Le Passe Muraille

Dernières nouvelles de l’humanité

À propos de L’Habitude d’aimer et de Notre amie Judith de Doris Lessing,

par JLK

Les nouvelles que Doris Lessing nous envoie de l’ humanité ne sont pas roses, et pourtant c’ est avec une espèce de gratitude amicale que nous en prenons connaissance. Peu d’écrivains contemporains parlent aussi bien de la vie, comprennent les destinées individuelles avec autant de sensibilité, dégagent les thèmes d’une réflexion sur la société avec autant de justesse intuitive et  d’intelligente perspicacité.

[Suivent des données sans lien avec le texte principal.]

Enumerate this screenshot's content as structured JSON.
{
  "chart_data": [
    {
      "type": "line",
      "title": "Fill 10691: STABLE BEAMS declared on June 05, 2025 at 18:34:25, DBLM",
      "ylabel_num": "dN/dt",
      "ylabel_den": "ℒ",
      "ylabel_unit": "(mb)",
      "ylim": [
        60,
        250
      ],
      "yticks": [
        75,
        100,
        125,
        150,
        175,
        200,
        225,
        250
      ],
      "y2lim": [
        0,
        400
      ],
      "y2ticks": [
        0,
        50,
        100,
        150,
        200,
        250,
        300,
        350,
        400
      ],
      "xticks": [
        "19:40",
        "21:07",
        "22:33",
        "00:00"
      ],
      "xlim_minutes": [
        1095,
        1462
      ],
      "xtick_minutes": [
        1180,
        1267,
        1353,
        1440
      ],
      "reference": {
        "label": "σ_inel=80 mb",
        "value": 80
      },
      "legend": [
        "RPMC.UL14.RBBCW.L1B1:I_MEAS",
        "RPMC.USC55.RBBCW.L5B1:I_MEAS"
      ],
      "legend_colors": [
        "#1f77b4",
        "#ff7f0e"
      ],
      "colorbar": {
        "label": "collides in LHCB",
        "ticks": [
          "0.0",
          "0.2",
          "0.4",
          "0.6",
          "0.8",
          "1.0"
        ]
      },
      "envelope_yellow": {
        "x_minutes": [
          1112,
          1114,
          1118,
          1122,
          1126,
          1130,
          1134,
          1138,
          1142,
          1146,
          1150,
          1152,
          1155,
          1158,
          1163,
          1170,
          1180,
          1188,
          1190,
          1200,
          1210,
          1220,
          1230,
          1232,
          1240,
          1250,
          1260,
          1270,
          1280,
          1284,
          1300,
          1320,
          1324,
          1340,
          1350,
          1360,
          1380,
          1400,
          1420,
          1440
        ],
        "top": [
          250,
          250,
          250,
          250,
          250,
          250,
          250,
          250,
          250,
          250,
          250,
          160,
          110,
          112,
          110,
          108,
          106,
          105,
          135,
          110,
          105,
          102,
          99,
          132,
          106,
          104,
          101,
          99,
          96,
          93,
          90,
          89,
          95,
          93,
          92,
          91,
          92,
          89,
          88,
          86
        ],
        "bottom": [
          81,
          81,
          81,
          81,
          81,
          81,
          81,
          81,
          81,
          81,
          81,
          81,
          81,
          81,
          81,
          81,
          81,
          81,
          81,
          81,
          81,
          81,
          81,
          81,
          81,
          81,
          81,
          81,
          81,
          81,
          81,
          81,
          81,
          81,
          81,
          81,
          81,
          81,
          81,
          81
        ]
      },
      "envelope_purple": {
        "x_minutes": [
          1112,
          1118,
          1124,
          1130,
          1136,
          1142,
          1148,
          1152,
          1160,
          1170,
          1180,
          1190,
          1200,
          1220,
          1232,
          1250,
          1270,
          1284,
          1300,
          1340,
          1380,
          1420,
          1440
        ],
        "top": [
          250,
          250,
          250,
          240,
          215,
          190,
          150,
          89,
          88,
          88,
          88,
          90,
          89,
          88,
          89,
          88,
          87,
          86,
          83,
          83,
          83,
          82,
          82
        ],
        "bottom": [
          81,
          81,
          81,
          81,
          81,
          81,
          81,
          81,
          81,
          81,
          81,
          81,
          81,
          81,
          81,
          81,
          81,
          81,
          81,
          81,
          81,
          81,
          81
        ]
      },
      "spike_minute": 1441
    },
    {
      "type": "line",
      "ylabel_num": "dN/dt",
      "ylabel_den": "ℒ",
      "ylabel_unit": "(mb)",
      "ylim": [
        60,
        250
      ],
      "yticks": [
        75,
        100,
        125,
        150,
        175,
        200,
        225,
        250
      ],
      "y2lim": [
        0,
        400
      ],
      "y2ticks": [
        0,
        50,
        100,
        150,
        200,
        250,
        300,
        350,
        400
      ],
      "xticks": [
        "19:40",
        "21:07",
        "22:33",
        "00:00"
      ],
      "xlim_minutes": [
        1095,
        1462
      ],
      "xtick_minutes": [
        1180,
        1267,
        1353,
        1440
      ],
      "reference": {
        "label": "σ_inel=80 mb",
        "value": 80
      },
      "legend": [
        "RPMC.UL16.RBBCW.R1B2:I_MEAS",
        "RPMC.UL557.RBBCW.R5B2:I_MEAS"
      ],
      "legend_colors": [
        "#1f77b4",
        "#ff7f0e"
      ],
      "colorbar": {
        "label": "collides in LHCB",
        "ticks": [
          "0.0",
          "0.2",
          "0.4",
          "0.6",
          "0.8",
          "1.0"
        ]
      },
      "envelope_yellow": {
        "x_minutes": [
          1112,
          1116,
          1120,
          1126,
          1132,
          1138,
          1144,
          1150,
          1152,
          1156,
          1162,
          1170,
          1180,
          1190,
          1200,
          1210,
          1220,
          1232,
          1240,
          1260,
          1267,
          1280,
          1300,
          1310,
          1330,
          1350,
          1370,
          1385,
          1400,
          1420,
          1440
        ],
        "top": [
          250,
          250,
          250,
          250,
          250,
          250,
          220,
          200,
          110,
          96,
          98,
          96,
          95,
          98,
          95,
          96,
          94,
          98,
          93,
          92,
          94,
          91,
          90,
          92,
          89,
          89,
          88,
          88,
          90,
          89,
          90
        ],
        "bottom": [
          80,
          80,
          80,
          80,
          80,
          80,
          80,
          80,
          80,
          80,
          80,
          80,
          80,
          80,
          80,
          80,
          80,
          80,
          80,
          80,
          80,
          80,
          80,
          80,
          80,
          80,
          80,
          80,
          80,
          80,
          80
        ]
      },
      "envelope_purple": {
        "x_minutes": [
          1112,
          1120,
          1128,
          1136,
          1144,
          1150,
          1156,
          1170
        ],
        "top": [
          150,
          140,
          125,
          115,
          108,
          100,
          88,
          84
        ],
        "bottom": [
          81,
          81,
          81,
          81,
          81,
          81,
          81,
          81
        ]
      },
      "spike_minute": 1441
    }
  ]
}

Doris Lessing connaît donc la musique de la vie. On ne la lui fait pas. Et de même ne nous dore-t-elle pas la pilule. Il arrive un peu de tout dans ces récits, à un peu n’importe qui. Mais qu’on se garde de penser que notre vieille lutteuse des causes perdues, communiste à vingt ans et plaidant cinquante ans plus tard pour les Afghans, nous raconte n’importe quoi. Ce qu’elle nous chante le plus souvent, c’ est le blues des cœurs blessés, mais sans trémolo sentimental, et avec cette espèce d’ humour terrible qui est celui-là même de l’existence.

Ainsi de la dérive de Susan Rawlings, dans La chambre 19, Susan qui aurait tout pour être satisfaite, comme on dit, avec mari cossu et villa cosy (ou l’inverse), beaux enfants et tutti quanti, nourrit un rêve secret qui la claquemure dans une affreuse chambre d’ hôtel à la Simenon. Ainsi de la subite crise de lucidité frappant tel brillant journaliste-écrivain de la toute bonne «Vieille garde» socialiste anglaise, dans La tentation de Jack Orkney, que la mort de son père confronte, via le regard de ses grands enfants, à ce qu’il est bourgeoisement convenu d’appeler les «questions essentielles». Ainsi de la chaotique existence de Rose, dans L’autre femme, que la mort absurde de sa mère puis les aléas d’un bombardement poussent à se raccrocher à un garçon velléitaire déjà partagé entre deux ou trois autres dames.

Une fois encore cependant, ce sont beaucoup plus que des «tranches de vie» que ces nouvelles. Car en dépit de ce qu’elle a d’ incessamment imprévisible, la vie révèle, à qui la ressent en poète, une sorte d’ harmonie et une sorte de vérité qui commande finalement l’espèce de poésie et l’espèce de sagesse qui se dégage des récits de Doris Lessing.

JLK

Doris Lessing, L’ habitude d’ aimer et Notre amie Judith, nouvelles traduites de l’anglais par Marianne Véron. Albin Michel, 1992 et 1993.